Nichols: I’ve been talking with various other former EPA appointees about reaching out to EPA staff, encouraging them not to leave, and supporting the lawsuits that are already in process, to defend against the illegal firings or administrative leaves, to challenge the fake offers of buyouts that are not supported with any actual money or legal authority to give that money. People who left in expectation that they were going to receive the things that the letters said they were going to get are going to face a very rude awakening very quickly if they haven’t already figured it out. If they’re eligible to apply for retirement, of course they’ll get—I shouldn’t say, “of course,” anything, because who knows what these people will try—but at least on paper, they’re entitled, if they retire, to get whatever their benefits are that they’ve earned. But in terms of people who weren’t eligible for retirement or taking early retirement and were told they would, for example, get paid for the next eight months—this is not something that, as of this moment, the Trump administration has any ability to actually make happen.

McKenzie: Is there anything else that you want to add?

Nichols: I mean, the scrubbing of the words “climate change” from federal websites, which they did the last time around, is now back. We know that websites are being taken down. Scientific information is being suppressed. We also know that grants that were in the works, unless the money has already been delivered into the grantees account, they’re trying to pull that money back, and again, we don’t know if they’ll succeed. There will be litigation on all of those fronts as well, but that’s what they’re attempting to do, which would really cripple many state and local organizations that are dealing with the emissions that cause climate change.

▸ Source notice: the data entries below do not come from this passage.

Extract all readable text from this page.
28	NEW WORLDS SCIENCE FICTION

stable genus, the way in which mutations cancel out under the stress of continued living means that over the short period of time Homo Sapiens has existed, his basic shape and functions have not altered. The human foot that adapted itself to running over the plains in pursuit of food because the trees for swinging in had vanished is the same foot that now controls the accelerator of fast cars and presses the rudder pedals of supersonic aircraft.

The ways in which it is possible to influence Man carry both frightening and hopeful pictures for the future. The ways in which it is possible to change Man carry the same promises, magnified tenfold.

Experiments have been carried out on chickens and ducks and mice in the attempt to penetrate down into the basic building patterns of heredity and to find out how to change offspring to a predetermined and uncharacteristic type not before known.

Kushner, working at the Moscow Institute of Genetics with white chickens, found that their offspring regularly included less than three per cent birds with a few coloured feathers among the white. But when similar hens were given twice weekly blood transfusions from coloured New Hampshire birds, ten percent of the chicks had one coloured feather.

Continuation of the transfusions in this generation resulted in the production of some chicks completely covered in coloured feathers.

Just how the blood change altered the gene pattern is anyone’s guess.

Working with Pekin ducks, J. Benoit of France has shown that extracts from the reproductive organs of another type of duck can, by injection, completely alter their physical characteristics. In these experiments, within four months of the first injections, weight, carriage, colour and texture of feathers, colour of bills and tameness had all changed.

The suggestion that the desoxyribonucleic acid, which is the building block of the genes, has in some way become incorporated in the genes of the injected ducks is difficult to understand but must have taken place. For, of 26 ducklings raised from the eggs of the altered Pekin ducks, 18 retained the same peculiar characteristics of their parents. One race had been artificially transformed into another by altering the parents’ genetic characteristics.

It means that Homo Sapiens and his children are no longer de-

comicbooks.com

One of the reasons why this is especially difficult is that Trump said when he was a candidate that he had no intention of cutting back on strong protections for clean air and clean water. He wanted the “cleanest air, the cleanest water,” etc. There is no way you can draw a bright line between the activities—burning of petroleum, burning of coal, burning of natural gas, any kind of combustion—that are going to be causing both greenhouse gas emissions and also emissions that are harming people’s health on the ground. It’s one of those areas where it’s a phony distinction, and if they try to enforce their anti-climate prejudice, they’re going to end up inevitably hurting people’s health as well. Some of the same gasses that you’re talking about that are greenhouse gasses, like nitrogen oxides, are also direct, health-harming air pollutants. It’s just a smoke screen for cutting back on all protections for people and granting a free pass to the oil industry, primarily, which is already what Trump has said he’s planning to do, which is to encourage more production, more use of petroleum.